En aquel tiempo, los diarios estaban plagados de la imagen emblemática del comandante Marcos y los rostros de los políticos de la época. Se percibía una gran tensión.
Aunque no entendía con detalle el conflicto, sabía que algo fuerte ocurría en el país, pese a la distancia de esa cruda realidad pocas veces retratada en los periódicos.
Yo crecí en la colonia Jacarandas de Torreón, un barrio popular que no escapaba de la crisis económica de los años noventa; sin embargo, había opciones para continuar con los estudios, jamás sentí hambre y el vestido se cubría con las prendas heredadas de mis hermanos y la ropa de segunda mano.
Ahora, con los años de distancia, observo que no luchar por contar con educación es un privilegio, y que pelear hasta la muerte por el techo y la comida de mañana es una realidad.
El contraste me permite reconocer el privilegio de la movilidad, aunque fuera en la vieja carcacha de mamá -una Brasilia modelo 70- o el autobús de la ruta Jacarandas, opciones a las que tenía acceso para desplazarme y cubrir mis necesidades de adolescente.
Mis referencias no se comparan en nada con las largas caminatas que emprenden las personas de las comunidades y las constantes amenazas de la delincuencia, mismas que han provocado el desplazamiento forzado de cientos de familias en la zona fronteriza con Guatemala.

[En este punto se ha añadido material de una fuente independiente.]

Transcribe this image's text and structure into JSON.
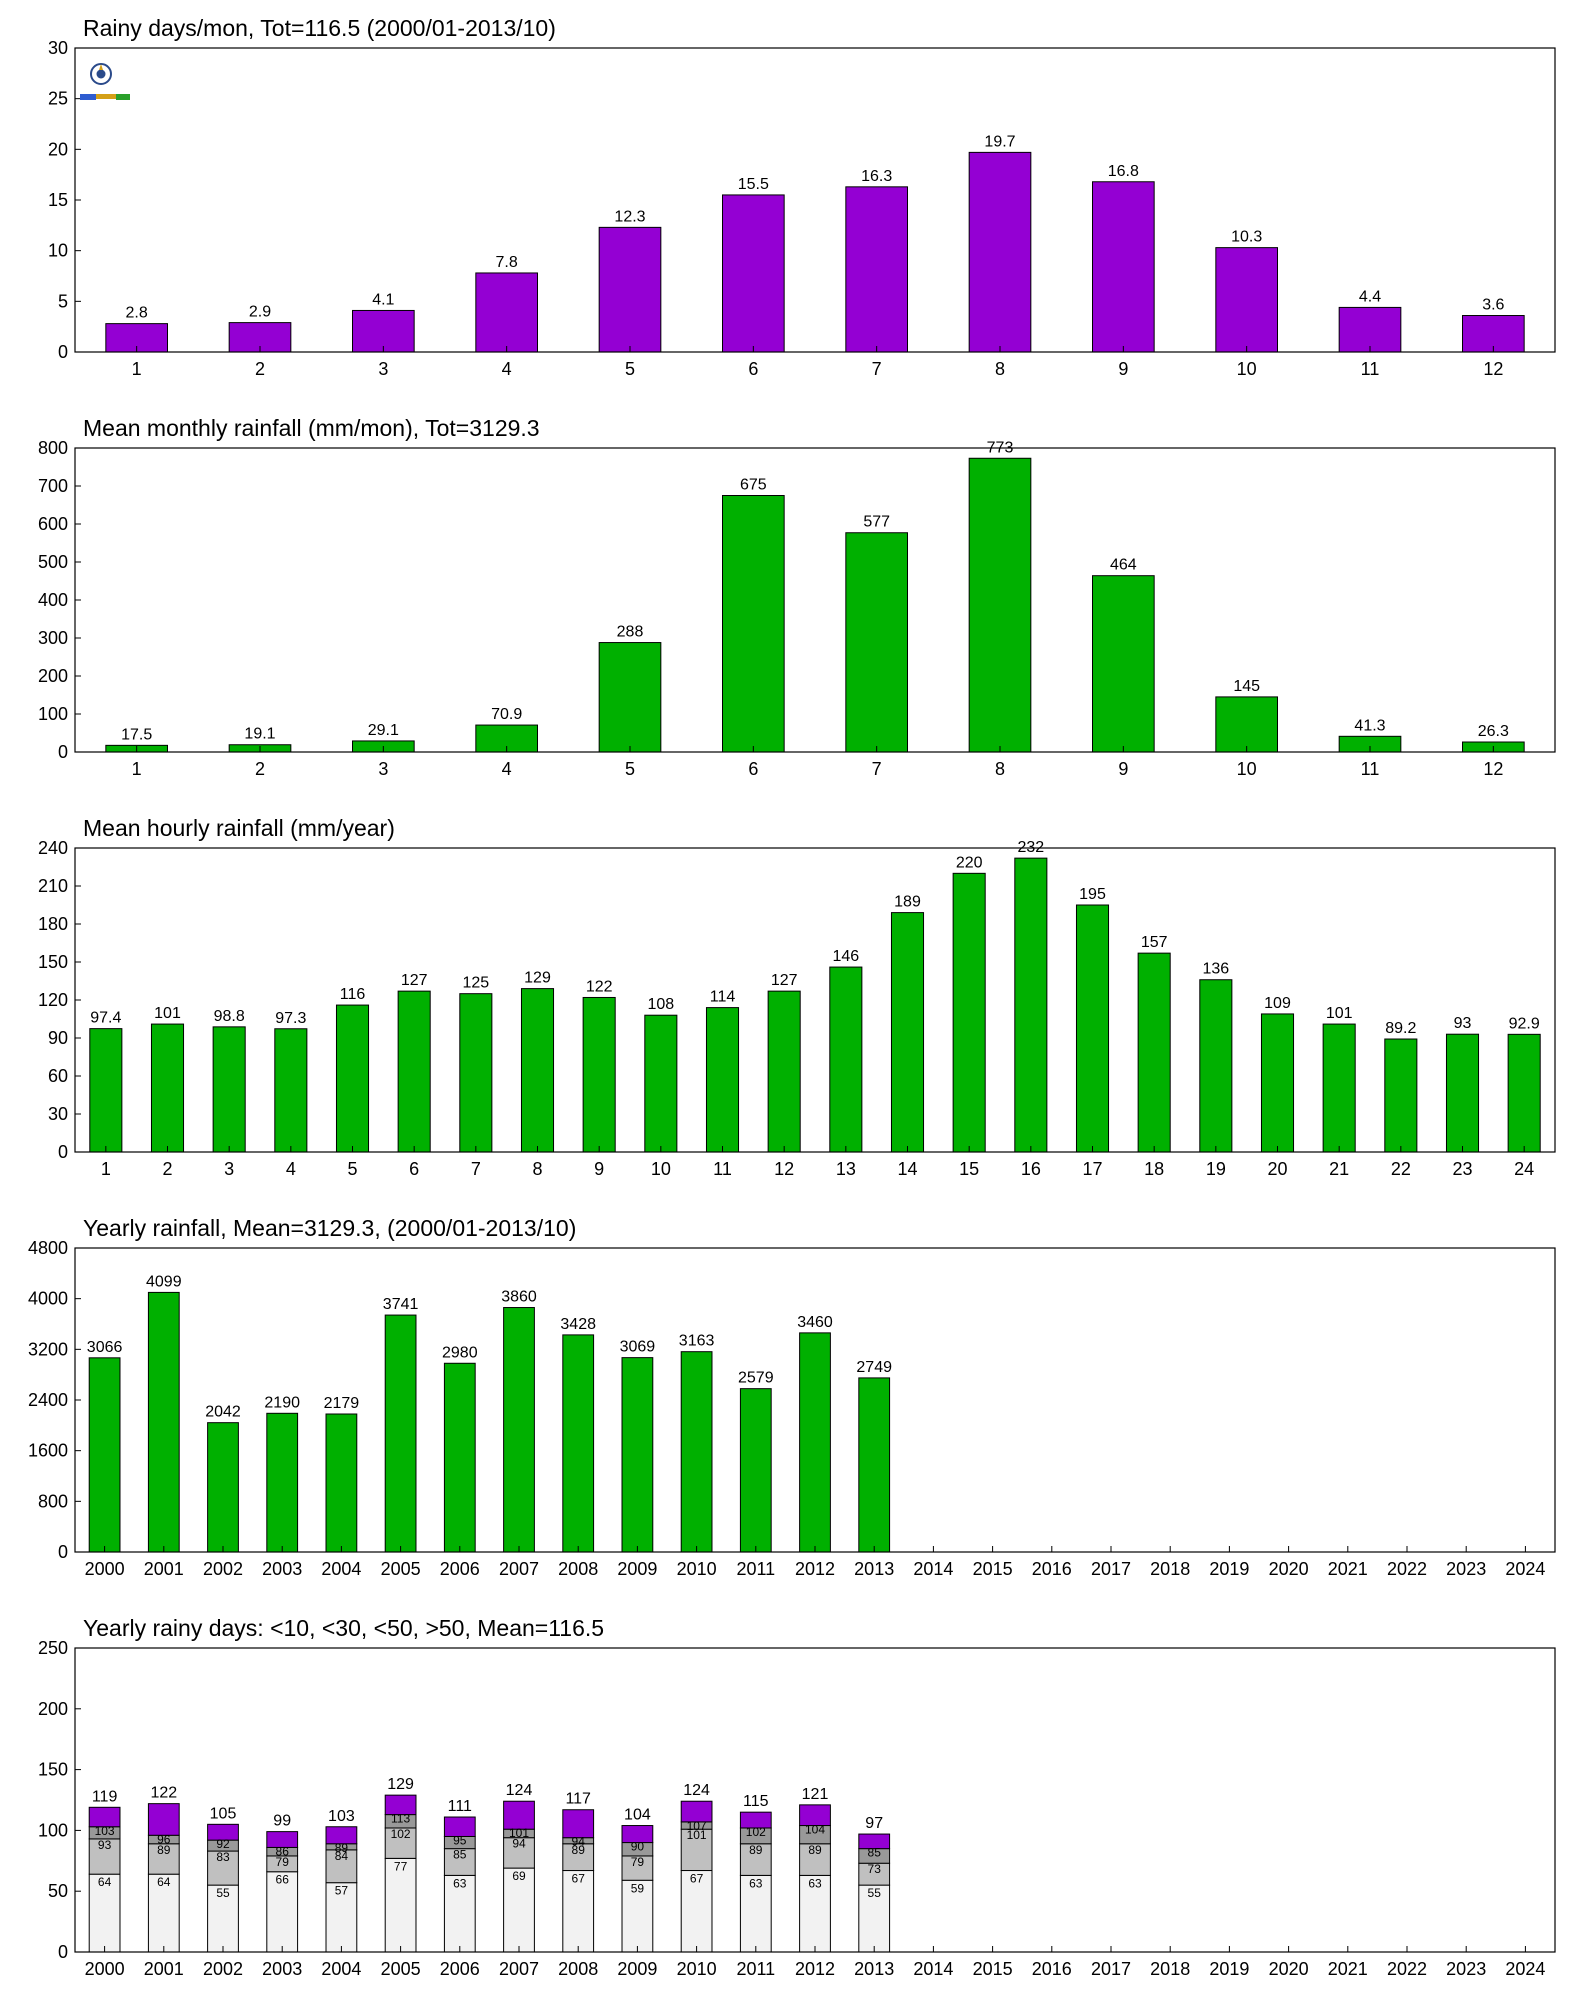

En su aniversario número 30, el movimiento zapatista anunció que reemplazará su esquema de organización instaurado desde hace 20 años, los llamados “caracoles”, por una condición de “no propiedad”, es decir, “tierras del común”.
A diferencia de hace tres décadas, el holograma masculino ha desaparecido, en su lugar están hombres y mujeres organizados en las bases para proteger sus territorios de la delincuencia criminal, donde un indígena tojolabal, el subcomandante Moisés, es la cara de cientos de rostros que continúan en resistencia.